“C’est dans un contexte acoustique pour le moins difficile”, relate Die Welt, que s’est déroulée la dernière interview d’Alice Weidel, cheffe de file du parti d’extrême droite allemand AfD (Alternative pour l’Allemagne). Dimanche 20 juillet, des activistes du Centre pour la beauté en politique (Zentrum für Politische Schönheit en allemand), un collectif coutumier des actions spectaculaires, se sont rendus sur les lieux de l’entretien organisé en plein air par l’ARD, première chaîne de télévision allemande, pour en perturber le déroulé.
Chaque année, l’ARD diffuse une série d’interviews estivales avec les leaders des principaux partis politiques, filmées en extérieur. Mais dimanche, alors que la question de savoir s’il faut interdire l’AfD fait l’objet d’âpres débats outre-Rhin, quelques dizaines de protestataires se sont rassemblés au bord de la Spree, dans le quartier berlinois des institutions, pour semer la zizanie pendant l’entretien d’Alice Weidel. “Chorale, klaxons et slogans anti-AfD”, énumère le Tagesspiegel : “Dès le début, Weidel et son interlocuteur, [le présentateur] Markus Preiß, ont dû bagarrer pour se faire entendre malgré le vacarme.”
Tandis que la patronne de l’extrême droite allemande affirme que l’Allemagne “a un gros problème d’immigration”, on peut entendre des haut-parleurs diffuser un chant choral − composé par la Corner Chor d’Augsbourg − qui répète en boucle les paroles “Scheiß AfD”, soit “Merde à l’AfD”. À plusieurs reprises, la femme politique se plaint d’avoir du mal à entendre les questions et à y répondre, mais son intervieweur décide de poursuivre l’entretien malgré les nuisances sonores.
Aubaine pour le “narratif victimaire” de l’AfD ?
Cette décision a été vivement critiquée par le parti d’extrême droite, qui a accusé la chaîne de ne pas avoir traité équitablement Alice Weidel et demandé qu’une nouvelle interview soit organisée.

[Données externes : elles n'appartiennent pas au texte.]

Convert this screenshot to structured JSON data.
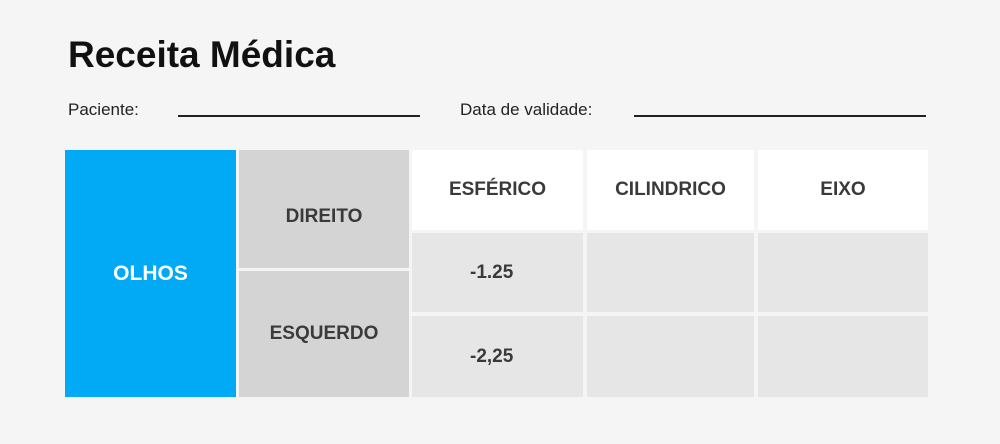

Ainsi, commente la Frankfurter Allegemeine Zeitung, les activistes et l’ARD “ont peut-être rendu service à l’AfD, car ces nuisances sonores servent à merveille le narratif victimaire qu’a construit le parti, se présentant comme injustement persécuté”.

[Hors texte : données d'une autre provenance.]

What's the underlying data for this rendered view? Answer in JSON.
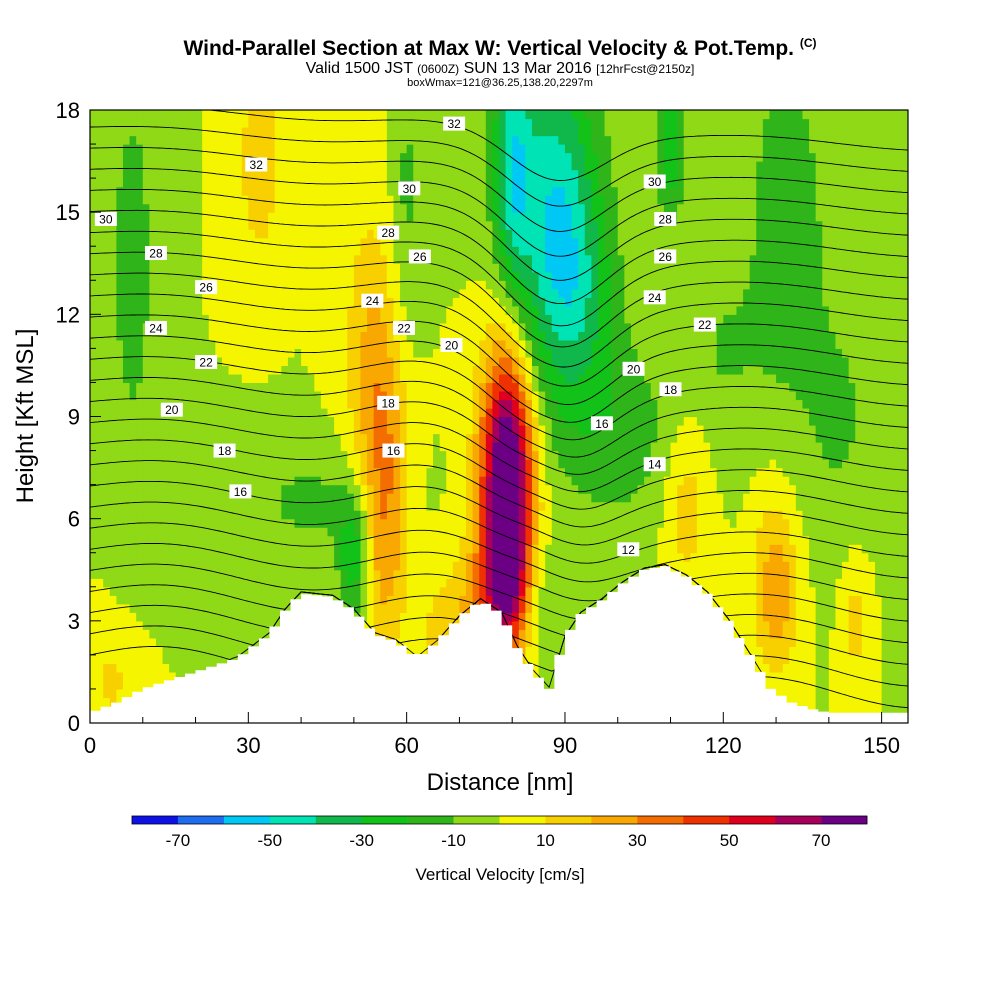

Sur les réseaux sociaux, les partisans de l’AfD s’insurgent et certains, relate le Tagesspiegel, versent même “dans la théorie du complot”, laissant entendre que la chaîne de télévision aurait elle-même orchestré cette action de protestation, plaçant des micros de l’autre côté de la Spree pour amplifier le brouhaha.

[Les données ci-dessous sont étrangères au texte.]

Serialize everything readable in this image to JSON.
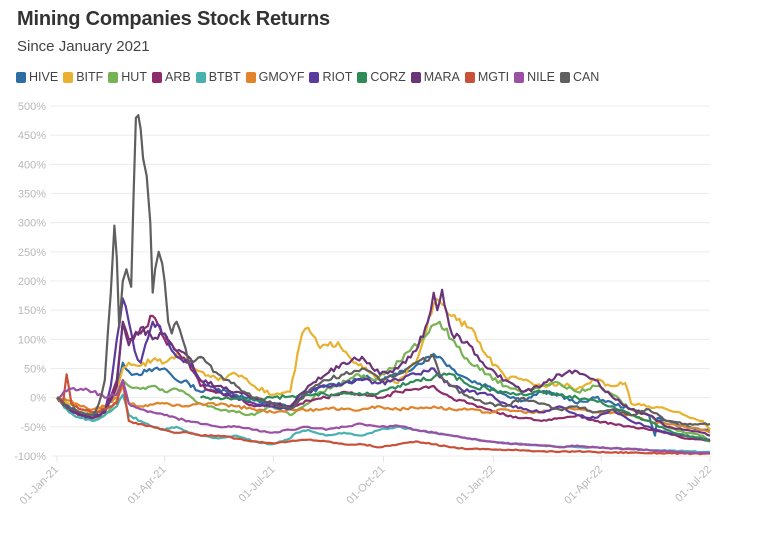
{
  "header": {
    "title": "Mining Companies Stock Returns",
    "subtitle": "Since January 2021"
  },
  "chart_data": {
    "type": "line",
    "title": "Mining Companies Stock Returns",
    "subtitle": "Since January 2021",
    "xlabel": "",
    "ylabel": "",
    "x_unit": "days since 01-Jan-21",
    "xlim": [
      0,
      546
    ],
    "ylim": [
      -100,
      500
    ],
    "y_ticks": [
      500,
      450,
      400,
      350,
      300,
      250,
      200,
      150,
      100,
      50,
      0,
      -50,
      -100
    ],
    "y_tick_labels": [
      "500%",
      "450%",
      "400%",
      "350%",
      "300%",
      "250%",
      "200%",
      "150%",
      "100%",
      "50%",
      "0%",
      "-50%",
      "-100%"
    ],
    "x_ticks": [
      0,
      90,
      181,
      273,
      365,
      455,
      546
    ],
    "x_tick_labels": [
      "01-Jan-21",
      "01-Apr-21",
      "01-Jul-21",
      "01-Oct-21",
      "01-Jan-22",
      "01-Apr-22",
      "01-Jul-22"
    ],
    "grid": true,
    "legend_position": "top-left",
    "series": [
      {
        "name": "HIVE",
        "color": "#2e6da4",
        "x": [
          0,
          10,
          20,
          30,
          40,
          50,
          55,
          60,
          65,
          75,
          90,
          100,
          110,
          120,
          135,
          150,
          165,
          180,
          195,
          210,
          225,
          240,
          255,
          270,
          285,
          300,
          315,
          320,
          330,
          345,
          360,
          375,
          390,
          405,
          420,
          435,
          450,
          465,
          480,
          495,
          500,
          502,
          510,
          525,
          540,
          546
        ],
        "y": [
          0,
          -15,
          -25,
          -30,
          -20,
          20,
          60,
          45,
          40,
          45,
          50,
          30,
          25,
          10,
          15,
          5,
          -5,
          -10,
          -15,
          10,
          20,
          25,
          35,
          30,
          40,
          55,
          75,
          70,
          50,
          30,
          20,
          5,
          -5,
          10,
          5,
          -10,
          0,
          -10,
          -20,
          -30,
          -65,
          -35,
          -40,
          -50,
          -55,
          -55
        ]
      },
      {
        "name": "BITF",
        "color": "#e8b230",
        "x": [
          0,
          10,
          20,
          30,
          40,
          50,
          55,
          60,
          70,
          80,
          90,
          100,
          110,
          120,
          135,
          150,
          165,
          180,
          195,
          205,
          210,
          220,
          235,
          250,
          260,
          270,
          285,
          300,
          315,
          320,
          330,
          345,
          360,
          375,
          390,
          405,
          420,
          435,
          450,
          465,
          475,
          480,
          495,
          510,
          525,
          540,
          546
        ],
        "y": [
          0,
          -10,
          -20,
          -25,
          -15,
          10,
          50,
          60,
          55,
          65,
          60,
          75,
          60,
          45,
          30,
          40,
          20,
          5,
          10,
          110,
          120,
          85,
          95,
          60,
          45,
          30,
          25,
          60,
          160,
          165,
          140,
          120,
          70,
          35,
          30,
          20,
          25,
          15,
          30,
          20,
          25,
          -10,
          -15,
          -20,
          -30,
          -40,
          -55
        ]
      },
      {
        "name": "HUT",
        "color": "#77b255",
        "x": [
          0,
          10,
          20,
          30,
          40,
          50,
          55,
          60,
          70,
          80,
          90,
          100,
          110,
          120,
          135,
          150,
          165,
          180,
          195,
          210,
          220,
          235,
          250,
          265,
          280,
          295,
          305,
          315,
          320,
          330,
          345,
          360,
          375,
          390,
          405,
          420,
          435,
          450,
          465,
          480,
          495,
          510,
          525,
          540,
          546
        ],
        "y": [
          0,
          -20,
          -30,
          -40,
          -30,
          -5,
          30,
          20,
          15,
          20,
          10,
          15,
          5,
          -10,
          -20,
          -25,
          -30,
          -15,
          -30,
          -10,
          10,
          20,
          40,
          30,
          50,
          80,
          100,
          125,
          130,
          100,
          60,
          40,
          20,
          10,
          20,
          25,
          10,
          20,
          5,
          -20,
          -30,
          -50,
          -60,
          -65,
          -75
        ]
      },
      {
        "name": "ARB",
        "color": "#8e2b6b",
        "x": [
          0,
          10,
          20,
          30,
          40,
          50,
          55,
          60,
          70,
          80,
          90,
          100,
          110,
          120,
          135,
          150,
          165,
          180,
          195,
          210,
          225,
          240,
          255,
          270,
          285,
          300,
          315,
          320,
          330,
          345,
          360,
          375,
          390,
          405,
          420,
          435,
          450,
          465,
          480,
          495,
          510,
          525,
          540,
          546
        ],
        "y": [
          0,
          -20,
          -30,
          -35,
          -25,
          30,
          130,
          100,
          110,
          140,
          100,
          80,
          60,
          20,
          10,
          0,
          -15,
          -10,
          -20,
          -5,
          0,
          10,
          5,
          0,
          10,
          15,
          20,
          10,
          0,
          -10,
          -20,
          -30,
          -35,
          -40,
          -35,
          -30,
          -40,
          -45,
          -50,
          -55,
          -60,
          -70,
          -72,
          -75
        ]
      },
      {
        "name": "BTBT",
        "color": "#49b0b0",
        "x": [
          0,
          10,
          20,
          30,
          40,
          50,
          55,
          60,
          70,
          80,
          90,
          100,
          110,
          120,
          135,
          150,
          165,
          180,
          195,
          200,
          210,
          225,
          240,
          255,
          270,
          285,
          300,
          315,
          330,
          345,
          360,
          375,
          390,
          405,
          420,
          435,
          450,
          465,
          480,
          495,
          510,
          525,
          540,
          546
        ],
        "y": [
          0,
          -25,
          -35,
          -40,
          -30,
          -15,
          5,
          -30,
          -40,
          -50,
          -55,
          -50,
          -60,
          -65,
          -70,
          -65,
          -75,
          -80,
          -70,
          -60,
          -55,
          -65,
          -60,
          -65,
          -55,
          -50,
          -55,
          -60,
          -65,
          -70,
          -75,
          -78,
          -80,
          -82,
          -84,
          -85,
          -85,
          -87,
          -88,
          -90,
          -91,
          -92,
          -93,
          -93
        ]
      },
      {
        "name": "GMOYF",
        "color": "#e0832a",
        "x": [
          0,
          10,
          20,
          30,
          40,
          50,
          55,
          60,
          70,
          80,
          90,
          100,
          110,
          120,
          135,
          150,
          165,
          180,
          195,
          210,
          225,
          240,
          255,
          270,
          285,
          300,
          315,
          330,
          345,
          360,
          375,
          390,
          405,
          420,
          435,
          450,
          465,
          480,
          495,
          510,
          525,
          540,
          546
        ],
        "y": [
          0,
          -5,
          -15,
          -20,
          -15,
          0,
          20,
          -10,
          -15,
          -12,
          -10,
          -12,
          -15,
          -10,
          -12,
          -15,
          -20,
          -25,
          -20,
          -22,
          -18,
          -20,
          -20,
          -15,
          -20,
          -18,
          -15,
          -20,
          -20,
          -25,
          -20,
          -25,
          -25,
          -15,
          -20,
          -25,
          -25,
          -30,
          -40,
          -45,
          -50,
          -55,
          -60
        ]
      },
      {
        "name": "RIOT",
        "color": "#5b3a9e",
        "x": [
          0,
          10,
          20,
          30,
          40,
          45,
          50,
          55,
          60,
          65,
          70,
          80,
          90,
          100,
          110,
          120,
          135,
          150,
          165,
          180,
          195,
          210,
          225,
          240,
          255,
          270,
          285,
          300,
          315,
          320,
          330,
          345,
          360,
          375,
          390,
          405,
          420,
          435,
          450,
          465,
          480,
          495,
          510,
          525,
          540,
          546
        ],
        "y": [
          0,
          -20,
          -30,
          -35,
          -25,
          20,
          100,
          170,
          130,
          80,
          60,
          130,
          110,
          70,
          60,
          30,
          10,
          0,
          -10,
          -15,
          -20,
          10,
          20,
          25,
          30,
          25,
          30,
          40,
          50,
          35,
          20,
          10,
          5,
          -10,
          -20,
          -25,
          -15,
          -30,
          -35,
          -20,
          -40,
          -50,
          -60,
          -65,
          -70,
          -72
        ]
      },
      {
        "name": "CORZ",
        "color": "#2e8b57",
        "x": [
          120,
          135,
          150,
          165,
          180,
          195,
          210,
          225,
          240,
          255,
          270,
          285,
          300,
          315,
          330,
          345,
          360,
          375,
          390,
          405,
          420,
          435,
          450,
          465,
          480,
          495,
          510,
          525,
          540,
          546
        ],
        "y": [
          0,
          0,
          -2,
          -3,
          0,
          2,
          5,
          5,
          8,
          5,
          10,
          20,
          30,
          35,
          40,
          20,
          15,
          10,
          5,
          10,
          5,
          0,
          -5,
          -15,
          -30,
          -40,
          -55,
          -65,
          -70,
          -75
        ]
      },
      {
        "name": "MARA",
        "color": "#6b3479",
        "x": [
          0,
          10,
          20,
          30,
          40,
          50,
          55,
          60,
          70,
          80,
          90,
          100,
          110,
          120,
          135,
          150,
          165,
          180,
          195,
          210,
          225,
          240,
          255,
          270,
          285,
          300,
          310,
          315,
          318,
          322,
          330,
          345,
          360,
          375,
          390,
          405,
          420,
          435,
          450,
          465,
          480,
          495,
          510,
          525,
          540,
          546
        ],
        "y": [
          0,
          -20,
          -30,
          -35,
          -25,
          20,
          130,
          90,
          120,
          100,
          110,
          80,
          70,
          30,
          20,
          10,
          0,
          -10,
          -15,
          20,
          40,
          60,
          70,
          40,
          50,
          80,
          130,
          180,
          150,
          185,
          110,
          90,
          50,
          30,
          10,
          20,
          40,
          45,
          30,
          0,
          -20,
          -30,
          -50,
          -55,
          -60,
          -65
        ]
      },
      {
        "name": "MGTI",
        "color": "#c9513a",
        "x": [
          0,
          5,
          8,
          12,
          20,
          30,
          40,
          50,
          55,
          60,
          70,
          80,
          90,
          100,
          110,
          120,
          135,
          150,
          165,
          180,
          195,
          210,
          225,
          240,
          255,
          270,
          285,
          300,
          315,
          330,
          345,
          360,
          375,
          390,
          405,
          420,
          435,
          450,
          465,
          480,
          495,
          510,
          525,
          540,
          546
        ],
        "y": [
          0,
          -10,
          40,
          -10,
          -20,
          -25,
          -20,
          -10,
          30,
          -40,
          -45,
          -50,
          -55,
          -60,
          -60,
          -65,
          -65,
          -70,
          -75,
          -78,
          -75,
          -72,
          -75,
          -80,
          -80,
          -85,
          -80,
          -75,
          -80,
          -85,
          -88,
          -88,
          -90,
          -90,
          -92,
          -93,
          -92,
          -93,
          -94,
          -94,
          -95,
          -95,
          -96,
          -96,
          -96
        ]
      },
      {
        "name": "NILE",
        "color": "#9b4fa5",
        "x": [
          0,
          10,
          20,
          30,
          40,
          50,
          55,
          60,
          70,
          80,
          90,
          100,
          110,
          120,
          135,
          150,
          165,
          180,
          195,
          210,
          225,
          240,
          255,
          270,
          285,
          300,
          315,
          330,
          345,
          360,
          375,
          390,
          405,
          420,
          435,
          450,
          465,
          480,
          495,
          510,
          525,
          540,
          546
        ],
        "y": [
          0,
          15,
          15,
          10,
          0,
          5,
          30,
          -10,
          -20,
          -25,
          -30,
          -35,
          -40,
          -45,
          -50,
          -50,
          -55,
          -60,
          -55,
          -50,
          -55,
          -50,
          -45,
          -50,
          -48,
          -55,
          -60,
          -65,
          -70,
          -75,
          -78,
          -80,
          -82,
          -85,
          -82,
          -85,
          -87,
          -88,
          -90,
          -92,
          -94,
          -95,
          -95
        ]
      },
      {
        "name": "CAN",
        "color": "#5f5f5f",
        "x": [
          0,
          10,
          20,
          30,
          35,
          40,
          45,
          48,
          50,
          52,
          55,
          58,
          62,
          66,
          70,
          72,
          75,
          78,
          80,
          82,
          85,
          88,
          90,
          93,
          96,
          100,
          105,
          110,
          120,
          135,
          150,
          165,
          180,
          195,
          210,
          225,
          240,
          255,
          270,
          285,
          300,
          315,
          320,
          330,
          345,
          360,
          375,
          390,
          405,
          420,
          435,
          450,
          465,
          480,
          495,
          510,
          525,
          540,
          546
        ],
        "y": [
          0,
          -20,
          -25,
          -30,
          -10,
          30,
          180,
          295,
          240,
          120,
          200,
          220,
          190,
          480,
          460,
          410,
          380,
          300,
          180,
          220,
          250,
          230,
          200,
          130,
          110,
          130,
          100,
          60,
          70,
          40,
          20,
          0,
          -10,
          -20,
          10,
          30,
          40,
          50,
          30,
          40,
          60,
          70,
          40,
          20,
          0,
          -10,
          -15,
          0,
          -10,
          -20,
          -15,
          -25,
          -20,
          -30,
          -20,
          -40,
          -45,
          -45,
          -45
        ]
      }
    ]
  }
}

La chaîne de télévision a dû réagir en déclarant qu’elle n’était pas au courant de cette action, qui n’avait pas été autorisée par la police, et en annonçant qu’elle prendrait des mesures pour que de telles perturbations ne se reproduisent pas. Le lieu des prochaines interviews pourrait ainsi être modifié. “La chaîne ARD a ensuite organisé un autre entretien avec Mme Weidel, complète la Tageszeitung, au cours duquel cette dernière a répondu aux questions des téléspectateurs posées via les réseaux sociaux.”